Single by Drowning Pool

from the album Sinner
- Released: August 13, 2002
- Genre: Nu metal
- Length: 2:27
- Label: Wind-up
- Songwriter: Drowning Pool

Drowning Pool singles chronology
| "Tear Away" (2002) | "Sinner" (2002) | "Step Up" (2004) |

Music video
- "Sinner" on YouTube

= Sinner (Drowning Pool song) =

"Sinner" is a song by American rock band Drowning Pool, released in August 2002 as the third and final single from their debut album of the same name. It is the last single to feature Dave Williams as lead vocalist before his death the following day.

The track served as the theme song of the film The One, starring Jet Li.

It was also the theme song of WWF's Vengeance 2001.

==Music video==
The "Sinner" music video was filmed in October 2001 and was directed by Gregory Dark. It was shot in and around an abandoned Los Angeles motel called the Pink Lady, was inspired by the David Fincher film Seven. The video features the band playing in a swimming pool during heavy rain. Footage includes a dominatrix and pit bulls, a woman who lies in a tanning bed until her skin becomes leathery, and an obese man sitting in a recliner in front of a TV set. The man continuously gorges on food until finally his belly explodes, his innards splattering all over the room.

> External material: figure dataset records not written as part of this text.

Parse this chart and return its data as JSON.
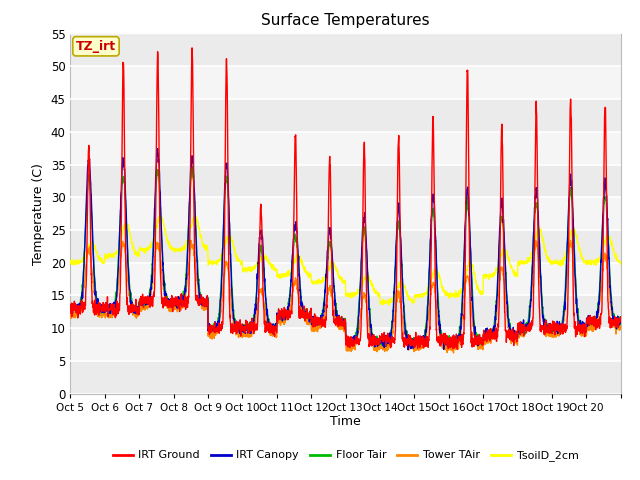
{
  "title": "Surface Temperatures",
  "xlabel": "Time",
  "ylabel": "Temperature (C)",
  "ylim": [
    0,
    55
  ],
  "yticks": [
    0,
    5,
    10,
    15,
    20,
    25,
    30,
    35,
    40,
    45,
    50,
    55
  ],
  "x_labels": [
    "Oct 5",
    "Oct 6",
    "Oct 7",
    "Oct 8",
    "Oct 9",
    "Oct 10",
    "Oct 11",
    "Oct 12",
    "Oct 13",
    "Oct 14",
    "Oct 15",
    "Oct 16",
    "Oct 17",
    "Oct 18",
    "Oct 19",
    "Oct 20"
  ],
  "legend_entries": [
    "IRT Ground",
    "IRT Canopy",
    "Floor Tair",
    "Tower TAir",
    "TsoilD_2cm"
  ],
  "colors": {
    "IRT Ground": "#ff0000",
    "IRT Canopy": "#0000cc",
    "Floor Tair": "#00bb00",
    "Tower TAir": "#ff8800",
    "TsoilD_2cm": "#ffff00"
  },
  "annotation_text": "TZ_irt",
  "annotation_bg": "#ffffcc",
  "annotation_border": "#bbaa00",
  "annotation_color": "#cc0000",
  "fig_bg": "#ffffff",
  "plot_bg": "#ffffff",
  "grid_color": "#e0e0e0",
  "title_fontsize": 11,
  "band_colors": [
    "#e8e8e8",
    "#f8f8f8"
  ]
}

Regarding the making of music video, Dave Williams said "They rained on us for four hours straight and it was cold, man. We had to play in the mud. And we didn't sleep for, like, two days because we shot the thing from six at night until eight in the morning. We all got sick, but it was cool". and "There are these scenes with a dominatrix and pit bulls and there are these fat guys exploding and a chick that's been laying in a tanning bed for too long and her skin turns to leather. When we were done shooting, the only things left standing were the prostitutes coming in and out of the motel".

==Meaning==
Regarding the song's meaning, vocalist Dave Williams explained, "Every religion has a list ... Catholics can drink and that's OK, but the Baptists say if you drink you're going to Hell. Everybody's got that list of what is going to keep you from getting into Heaven, but everybody's broken at least one of those rules, no matter what religion you are ... basically, I'm just saying we're all sinners".